To conclude the research I have been conducting into belonging at NTU with a small group of students, we have been asked to develop an artefact to display our findings. Rather than making a typically written report or poster, a zine will be made to create a more visual, accessible piece.

To learn the zine making process, I attended a couple of sessions, with the first held at Brackenhurst and the second at Dizzy Ink.

The aim: To develop a collaborative zine to demonstrate the diversity and experience at the university Brackenhurst campus.

The first session was certainly out of my comfort zone; however I actually enjoyed the process when I got into it. I had three hours to explore Brackenhurst, sketching, writing and photographing anything I thought was interesting. I focused my attention on the outlines of buildings, and different angles that I could capture through my phone lens. The combination of sharp edges of the architecture and the natural curves from the nature caught my attention.

This session was great for me as I had to slightly let go and not worry about what the outcomes looked like, but rather focus on putting my interpretation down on paper. Although I wasn’t happy with how each one turned out, it was a mindful activity where I was observing my surroundings that I would usually be oblivious to.

In the second session at Dizzy Ink, we combined all of our experiments together; we laid everything we had on the table and started to see which slotted together and would form part of the zine narrative. At the beginning I was hesitant about cutting up other people’s work to create overlapping collages with them. However once we all started cutting words out of free-writes, elements out of photographs and sketches, we started to quickly form the pages.

As part of this session, I learnt how Dizzy Ink create zines which is very different to how I have previously developed my own. They use Risograph printing where two colours are combined on top of each other, meaning we had to create two compositions for each page. I found it difficult to visualise what the pages would look like combined as we had the lighter layer on one row and the darker on another. As a result of the A6 size, I was concerned with overcrowding on some of the pages.
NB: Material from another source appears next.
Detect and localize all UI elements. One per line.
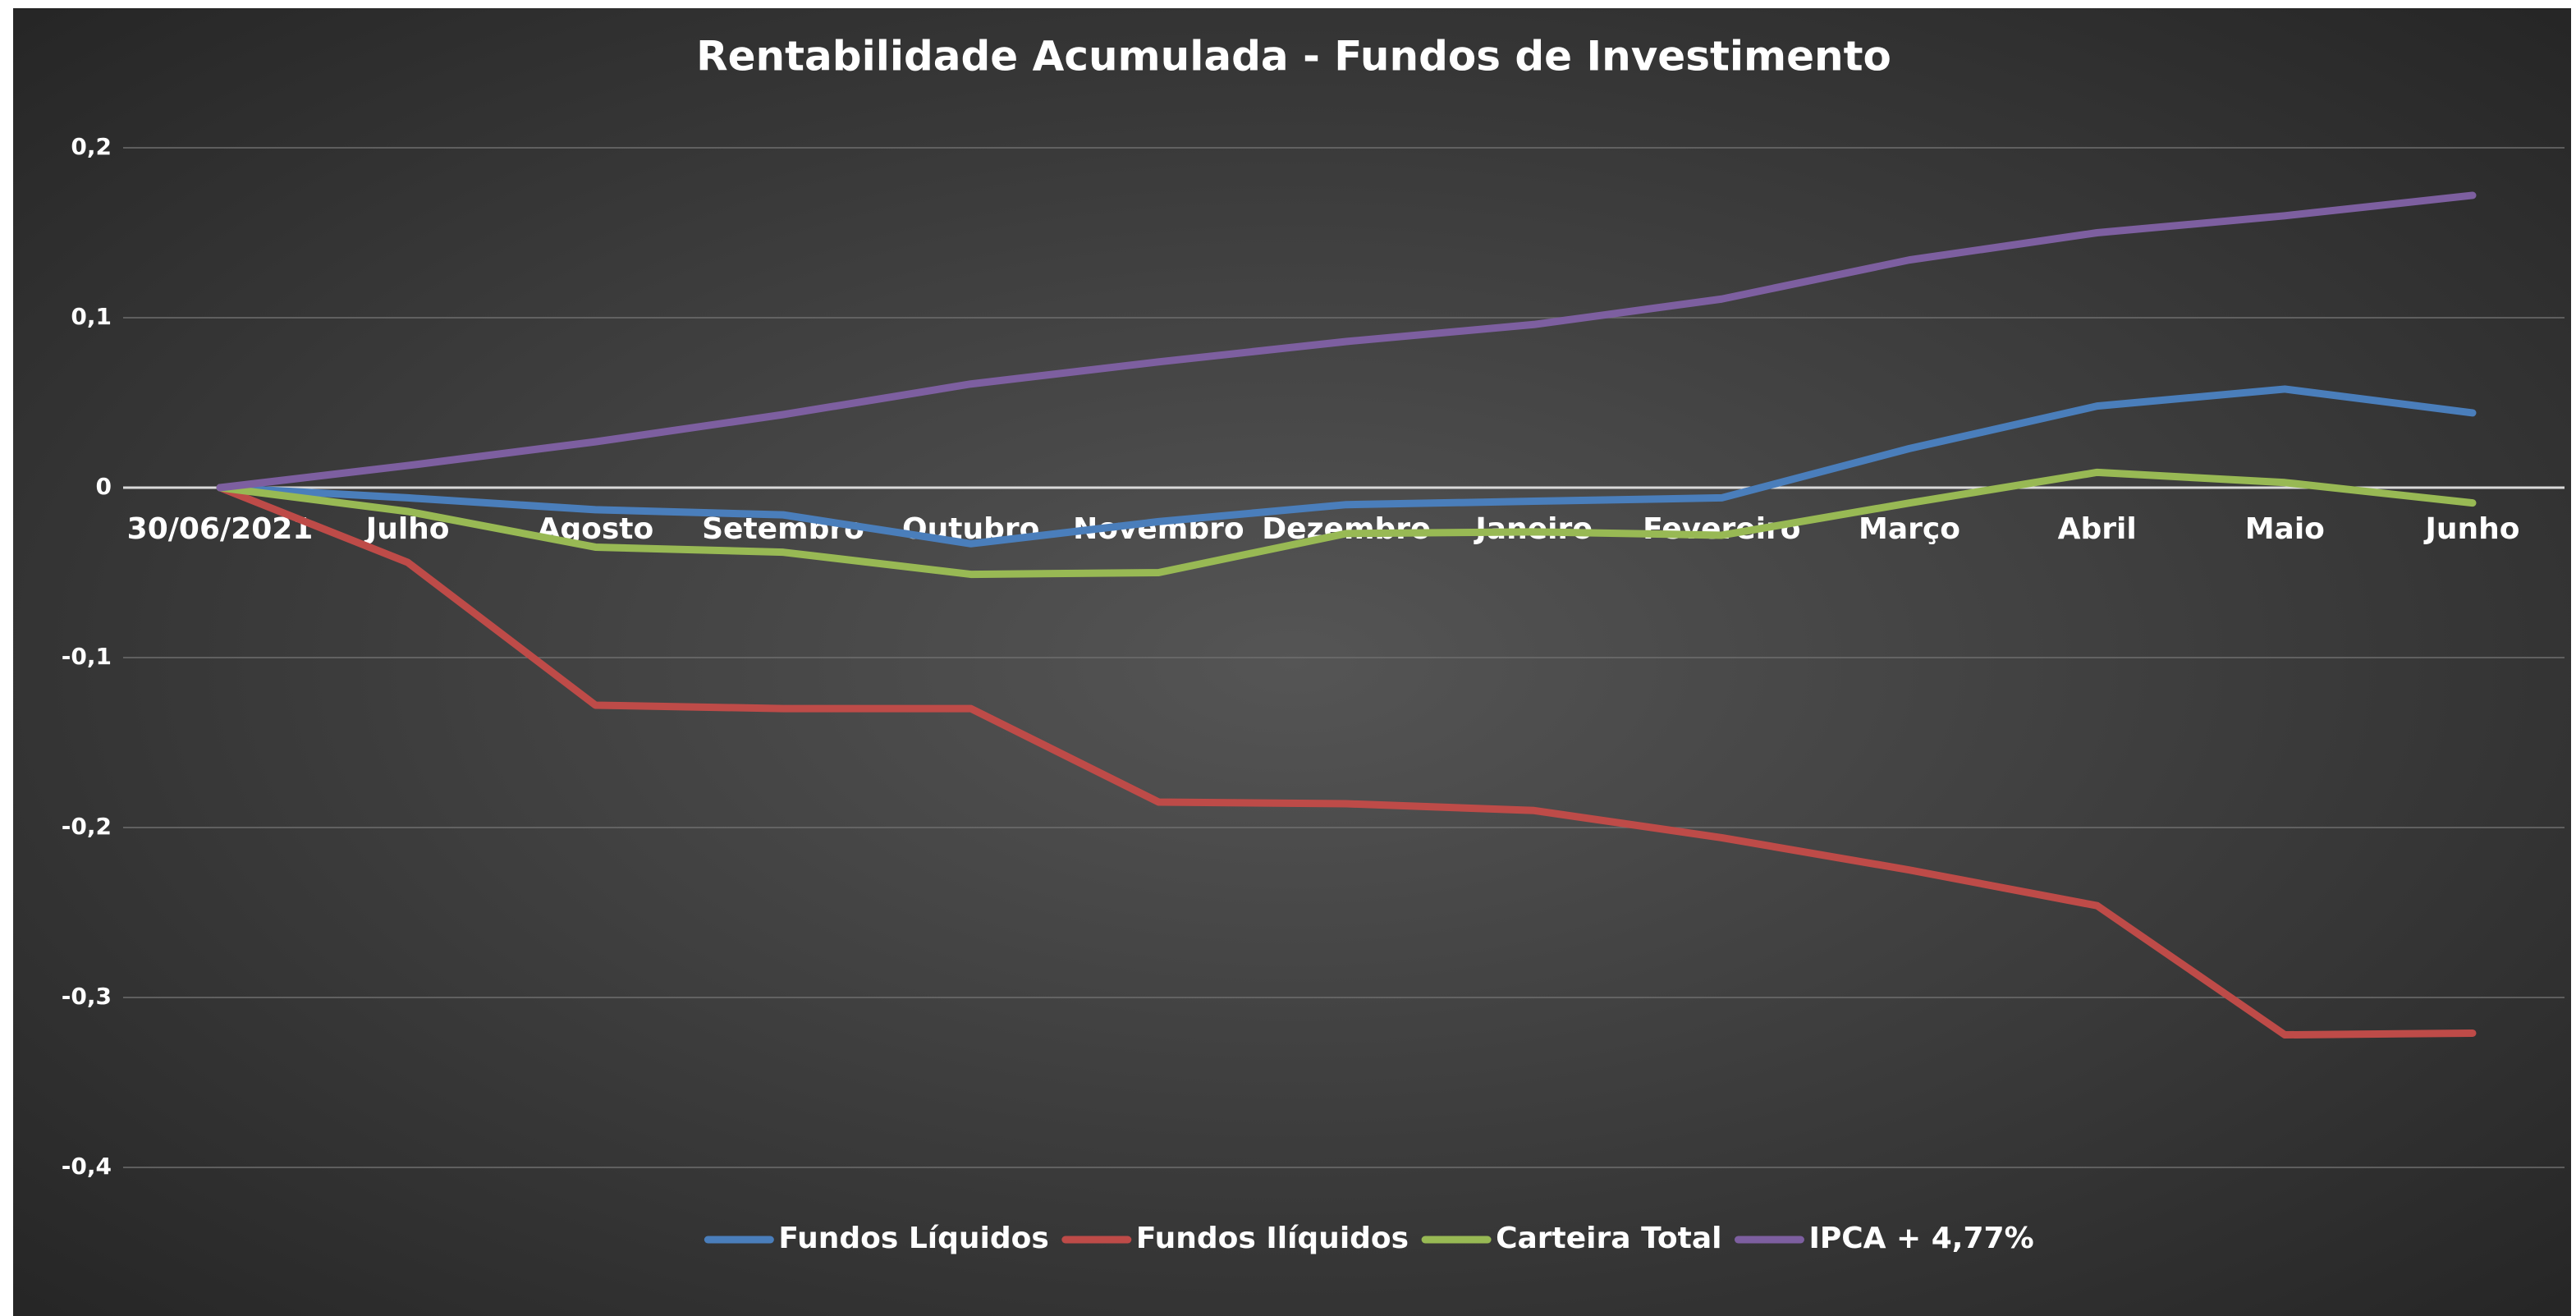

Once we were happy with the narrative and composition, we stuck the individual pages onto A3 sheets ready to be printed. We selected a dark burgundy as the darker layer and a green as the lighter as a result of these being the dominant colours in the photographs. I was surprised that Ben at Dizzy Ink essentially photocopied the pages in one colour and then repeated the process layering the other colour and composition on-top. The uncoated paper made the zine feel more hand-made and experimental and also mirrored the country-side environment at the campus.

Once the zines were cut, folded and stapled, it was evident that the naïve colourfulness and unpredictable nature of the Risograph print combined the free-writes and sketches really well to create a tactile artefact in response to the visual stimuli around the campus. Although the print isn’t in my usual clean and structured style and some of the pages wouldn’t be how I would have composed them, I was happy with the end result, bringing all of our interpretations together. I learnt a new way of printing and now have a couple more contacts that will be valuable in the future.